FIVE MINUTES WITH DON SCALES

As CEO of Investis Digital, Don Scales has overseen a rebrand and the expansion of the company as the needs of corporate communicators has shifted. He talks investor relations, digital communications and the new challenges affecting the comms industry

What does the rebrand of Investis Digital mean for clients? 

Those who have known us for a while and know of us in a particular space, then there’s a little bit of a re-education on what we’re doing and how we’re doing it differently. I’ll give you one example, we’re working with a pharmaceutical company in the US that is trying to develop these clinical trials around a new drug. What they have to do is attract potential patients and bring them in, so what we’re doing is we’re actually building out the website for this drug and doing all the performance marketing on the back end. Not only can patients find it, they can bring it in. It’s a somewhat new approach for these guys and it’s working really well. 

How has corporate communications changed as a result of the proliferation of digital content? 

With comms managers today and even IR managers, it used to be they just put it out there and if you saw it, you saw it. But now, there is a premium on a comms manager for their content to be found. So there is a need for comms managers to start thinking about search and how to search. What are the proper keywords? How is my content going to be found? On what devices is my content being found?

How is Investis Digital responding to this? 
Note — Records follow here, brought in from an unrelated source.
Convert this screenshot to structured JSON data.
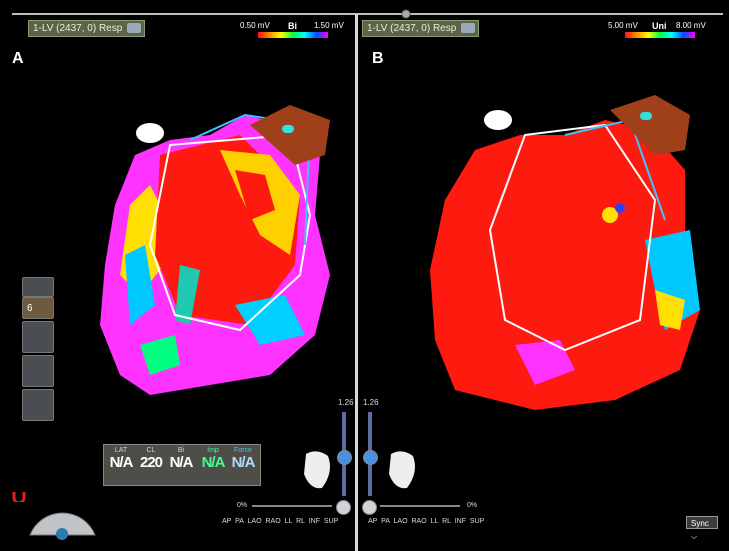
{
  "left_panel": {
    "tag": "A",
    "map_selector": "1-LV (2437, 0) Resp",
    "scale": {
      "min": "0.50 mV",
      "type": "Bi",
      "max": "1.50 mV"
    },
    "info": {
      "labels": [
        "LAT",
        "CL",
        "Bi",
        "Imp",
        "Force"
      ],
      "values": [
        "N/A",
        "220",
        "N/A",
        "N/A",
        "N/A"
      ]
    },
    "sidebar_value": "6",
    "zoom": "1.26",
    "percent": "0%"
  },
  "right_panel": {
    "tag": "B",
    "map_selector": "1-LV (2437, 0) Resp",
    "scale": {
      "min": "5.00 mV",
      "type": "Uni",
      "max": "8.00 mV"
    },
    "zoom": "1.26",
    "percent": "0%"
  },
  "views": "AP PA LAO RAO LL RL INF SUP",
  "sync": "Sync",
  "colors": {
    "red": "#ff1a10",
    "magenta": "#ff33ff",
    "cyan": "#22e0e0",
    "olive": "#5b6448"
  }
}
I would say we’re in a good spot because we’re a little bit ahead of the market. We’re not so far ahead of the market, they’ll never figure it out, but we’re a little bit ahead of the market that if you show them a direction and you show them how it can work, it’s really compelling. The more I can put our capabilities in the hands of the clients so they can do it almost self-sufficiently, the more self-service [it is].

Why should investor relations professionals integrate performance marketing strategies into their work?
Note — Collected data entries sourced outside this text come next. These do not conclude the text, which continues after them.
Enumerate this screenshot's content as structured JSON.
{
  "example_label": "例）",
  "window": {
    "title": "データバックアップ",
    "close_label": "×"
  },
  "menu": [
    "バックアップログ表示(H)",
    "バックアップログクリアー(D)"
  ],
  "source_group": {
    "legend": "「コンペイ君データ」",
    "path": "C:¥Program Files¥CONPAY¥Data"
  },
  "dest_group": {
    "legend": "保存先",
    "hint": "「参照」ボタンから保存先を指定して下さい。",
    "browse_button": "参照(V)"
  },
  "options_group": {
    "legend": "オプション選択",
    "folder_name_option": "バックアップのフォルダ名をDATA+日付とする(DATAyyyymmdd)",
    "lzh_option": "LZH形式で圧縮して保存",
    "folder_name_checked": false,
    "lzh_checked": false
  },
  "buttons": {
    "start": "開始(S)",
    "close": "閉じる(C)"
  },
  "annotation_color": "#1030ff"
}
You have to assume that they always like to get new investors into the business. Even though they have the target market of the investors, if other people are reading it, there’s probably a side benefit they’re going to bring new investors on. That’s the idea of making sure you’re putting as much of that content as you can into the right hands, at the right time, on the right device, in the right place. That’s what performance marketing is all about.
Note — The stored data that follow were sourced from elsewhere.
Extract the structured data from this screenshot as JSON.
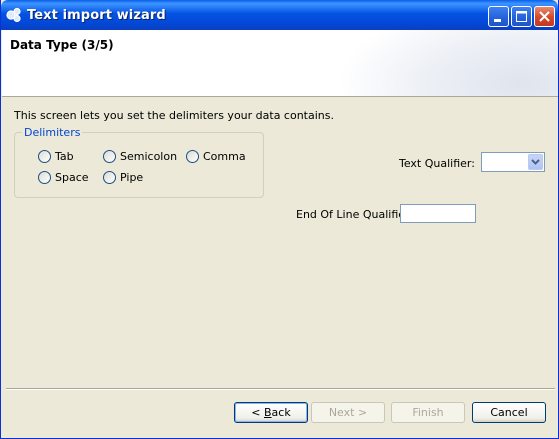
{
  "window": {
    "title": "Text import wizard"
  },
  "header": {
    "title": "Data Type (3/5)"
  },
  "description": "This screen lets you set the delimiters your data contains.",
  "delimiters": {
    "legend": "Delimiters",
    "options": [
      {
        "label": "Tab",
        "checked": false
      },
      {
        "label": "Semicolon",
        "checked": false
      },
      {
        "label": "Comma",
        "checked": false
      },
      {
        "label": "Space",
        "checked": false
      },
      {
        "label": "Pipe",
        "checked": false
      }
    ]
  },
  "text_qualifier": {
    "label": "Text Qualifier:",
    "value": ""
  },
  "end_of_line_qualifier": {
    "label": "End Of Line Qualifier",
    "value": ""
  },
  "buttons": {
    "back_prefix": "< ",
    "back_rest": "Back",
    "back_mnemonic": "B",
    "next": "Next >",
    "finish": "Finish",
    "cancel": "Cancel"
  }
}
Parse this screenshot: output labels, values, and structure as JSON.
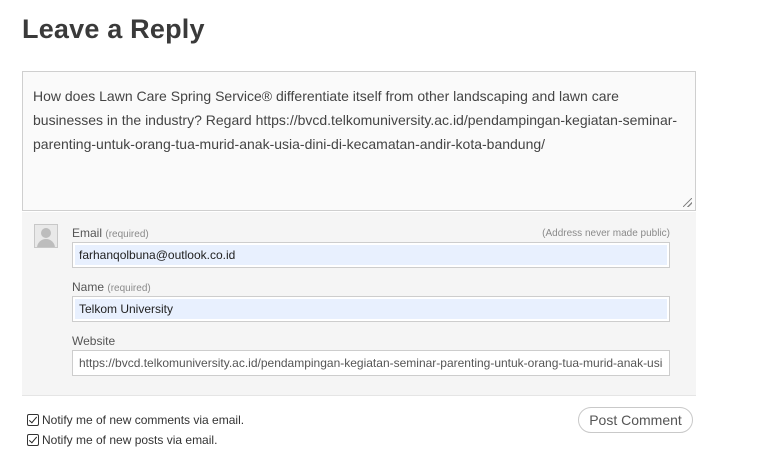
{
  "heading": "Leave a Reply",
  "comment": {
    "text": "How does Lawn Care Spring Service® differentiate itself from other landscaping and lawn care businesses in the industry? Regard https://bvcd.telkomuniversity.ac.id/pendampingan-kegiatan-seminar-parenting-untuk-orang-tua-murid-anak-usia-dini-di-kecamatan-andir-kota-bandung/"
  },
  "identity": {
    "privacy_note": "(Address never made public)",
    "email": {
      "label": "Email",
      "required": "(required)",
      "value": "farhanqolbuna@outlook.co.id"
    },
    "name": {
      "label": "Name",
      "required": "(required)",
      "value": "Telkom University"
    },
    "website": {
      "label": "Website",
      "value": "https://bvcd.telkomuniversity.ac.id/pendampingan-kegiatan-seminar-parenting-untuk-orang-tua-murid-anak-usia-dini-di-kecamatan-andir-kota-bandung/"
    }
  },
  "options": {
    "notify_comments": "Notify me of new comments via email.",
    "notify_posts": "Notify me of new posts via email."
  },
  "post_button": "Post Comment",
  "icons": {
    "avatar": "default-avatar-icon",
    "checkbox": "checkbox-checked-icon"
  }
}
What are the benefits to clients of a digitally integrated agency? 

I look at PR as an area that is one of the last areas to embrace digital. They really don’t. It’s so people driven, you don’t know what digital PR really means. It’s more than just social media tracking. I think there’s a good chance for some people who want to be disruptors to come in and shake up some of the PR stuff.

Trust is built one transaction at a time. If we’re going to have an earnings call, that earnings call is going to go flawlessly. If we have a webcast that has to go flawlessly. If we’re building a new corporate comms site, you launch on site, you don’t have any bugs. You do every one of those, you build a little bit of trust and over time, even later on if something was to happen, you’ve earned your trust. Even if you have a problem down the line, you can go and fix it. It doesn’t ruin the relationship. 

How do you approach transactions and acquisitions?

The first thing I do, is I spend a lot of time up front before we even talk deal to make sure that it goes back to that values discussion. I have to sit across the table from the principal on the other side to make sure that we have an alignment of values and the way we look at life in general and business. If they’re looking for a transaction just to cash themselves out, then that tells me something and if I really want it, then I’ll do whatever I need to do. But if someone wants to stay in, you’ve got to talk to them about why you want to stay in what you want to do. If you spend that time up front and get the alignment of value sets up front, then you have a much higher degree of success. 

I’ve probably done 35-40 acquisitions in my life. Some good some bad. But if you go in and really look at them in the light of day, the ones that were good were because you spent that time up front. And the ones that didn’t go so well, you probably did a financial transaction when you should’ve been looking at something else.